Estar “em viagem” em um submarino, dizem os marinheiros, é como trabalhar em um pequeno espaço de escritório sem janelas, sem maneira de sair, sem Wi-Fi e sem serviço de celular. Decisões militares cruciais são tomadas inteiramente no barco, sem comunicação externa.

O layout do barco se assemelha a um labirinto alongado de passagens extremamente escuras não mais largas do que o corredor de um ônibus escolar. Os marinheiros devem se virar quando passam um pelo outro. Os corredores entre dois decks principais são tão estreitos que apenas uma pessoa por vez pode usá-los. Nada e ninguém está nunca longe.

O Comandante Brown lidera uma tripulação exclusivamente masculina. Uma proibição de mulheres servindo na força submarina terminou apenas em 2010, e muitas oficiais mulheres estão subindo nas fileiras a bordo de submarinos como o dele. Nenhuma ainda é sênior o suficiente para comandar um submarino.

Neste dia específico, o Hampton emergiu das profundezas para o Ice Camp – uma missão de três semanas testando a capacidade da tripulação de lutar em um dos lugares mais implacáveis da Terra.

Vários quilômetros de distância, outros membros do serviço e pesquisadores construíram o Camp Whale, um conjunto de tendas adaptadas para o inverno e um pequeno centro de comando em uma grande placa de gelo que se move a menos de um quilômetro por hora no oceano congelado.

A vida ali é rústica. Sem chuveiros. Sem água corrente. O ar externo desce para 40 graus abaixo de zero. Acima, as luzes do norte às vezes brilham após o pôr do sol.

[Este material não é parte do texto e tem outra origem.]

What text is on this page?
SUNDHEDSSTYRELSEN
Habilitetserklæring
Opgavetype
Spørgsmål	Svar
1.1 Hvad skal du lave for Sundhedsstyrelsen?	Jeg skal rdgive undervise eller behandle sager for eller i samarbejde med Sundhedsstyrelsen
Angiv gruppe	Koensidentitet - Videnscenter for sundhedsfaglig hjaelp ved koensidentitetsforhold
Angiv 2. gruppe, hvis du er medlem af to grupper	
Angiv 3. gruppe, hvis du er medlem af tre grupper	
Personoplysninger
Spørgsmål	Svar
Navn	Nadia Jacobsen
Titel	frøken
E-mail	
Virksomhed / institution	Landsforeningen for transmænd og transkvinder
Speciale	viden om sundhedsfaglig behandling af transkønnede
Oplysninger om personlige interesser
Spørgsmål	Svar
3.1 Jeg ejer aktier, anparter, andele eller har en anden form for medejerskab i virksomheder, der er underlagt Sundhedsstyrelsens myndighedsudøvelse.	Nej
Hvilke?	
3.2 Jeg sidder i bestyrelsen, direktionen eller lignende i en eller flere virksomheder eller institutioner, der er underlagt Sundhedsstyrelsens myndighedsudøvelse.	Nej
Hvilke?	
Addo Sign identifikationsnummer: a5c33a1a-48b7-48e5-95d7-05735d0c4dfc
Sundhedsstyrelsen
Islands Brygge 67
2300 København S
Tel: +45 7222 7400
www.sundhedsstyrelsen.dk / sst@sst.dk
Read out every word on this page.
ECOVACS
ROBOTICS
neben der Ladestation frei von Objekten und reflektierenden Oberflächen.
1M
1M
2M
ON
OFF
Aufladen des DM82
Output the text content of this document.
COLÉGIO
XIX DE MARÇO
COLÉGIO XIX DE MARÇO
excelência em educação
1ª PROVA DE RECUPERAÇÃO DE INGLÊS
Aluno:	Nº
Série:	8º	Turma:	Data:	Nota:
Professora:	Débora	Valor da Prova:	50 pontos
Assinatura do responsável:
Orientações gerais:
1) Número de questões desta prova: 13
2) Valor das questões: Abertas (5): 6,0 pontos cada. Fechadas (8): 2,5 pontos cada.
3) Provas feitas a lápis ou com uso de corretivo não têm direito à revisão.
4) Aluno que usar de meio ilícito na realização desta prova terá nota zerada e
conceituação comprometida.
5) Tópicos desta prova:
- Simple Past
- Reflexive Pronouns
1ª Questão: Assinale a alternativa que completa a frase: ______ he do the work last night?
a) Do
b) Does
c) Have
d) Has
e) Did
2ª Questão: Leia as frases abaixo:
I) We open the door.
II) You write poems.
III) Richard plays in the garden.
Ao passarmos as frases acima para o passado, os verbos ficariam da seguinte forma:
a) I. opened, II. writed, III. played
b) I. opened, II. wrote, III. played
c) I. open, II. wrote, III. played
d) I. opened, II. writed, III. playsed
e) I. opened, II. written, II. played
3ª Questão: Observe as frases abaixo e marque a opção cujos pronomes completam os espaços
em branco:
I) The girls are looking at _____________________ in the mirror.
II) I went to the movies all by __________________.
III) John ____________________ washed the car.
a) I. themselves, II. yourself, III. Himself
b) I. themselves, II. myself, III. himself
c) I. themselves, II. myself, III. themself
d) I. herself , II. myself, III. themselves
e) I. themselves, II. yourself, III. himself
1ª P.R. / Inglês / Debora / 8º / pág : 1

As equipes são transportadas de helicóptero para lá e para cá entre os submarinos e o acampamento quando o contato físico com os submarinos é necessário.

“O objetivo aqui é duplo”, disse o Comandante Brown em uma entrevista. “É geopolítico. Também é apenas construir a proficiência de ser capaz de operar sob o gelo. Tenho uma tripulação de marinheiros que, em grande parte, nunca estiveram aqui, nunca estiveram sob o gelo. E então um dos meus focos principais é treinar a próxima geração de marinheiros.”

Submarinos da Marinha dos EUA realizam missões secretas ao redor do mundo todos os dias. Barcos de ataque como o Hampton podem coletar inteligência sobre navios de guerra inimigos ou bisbilhotar governos hostis, enquanto submarinos de mísseis balísticos muito maiores permanecem submersos por 90 dias seguidos, carregando ogivas nucleares suficientes para destruir países inteiros.

Em breve, é hora de romper novamente o gelo implacável do Ártico. À medida que a tripulação conclui sua missão no Mar de Beaufort, o submarino segue para o norte antes de emergir no Polo Norte. Esses submarinistas então continuarão sua viagem sob o mar gelado em silêncio.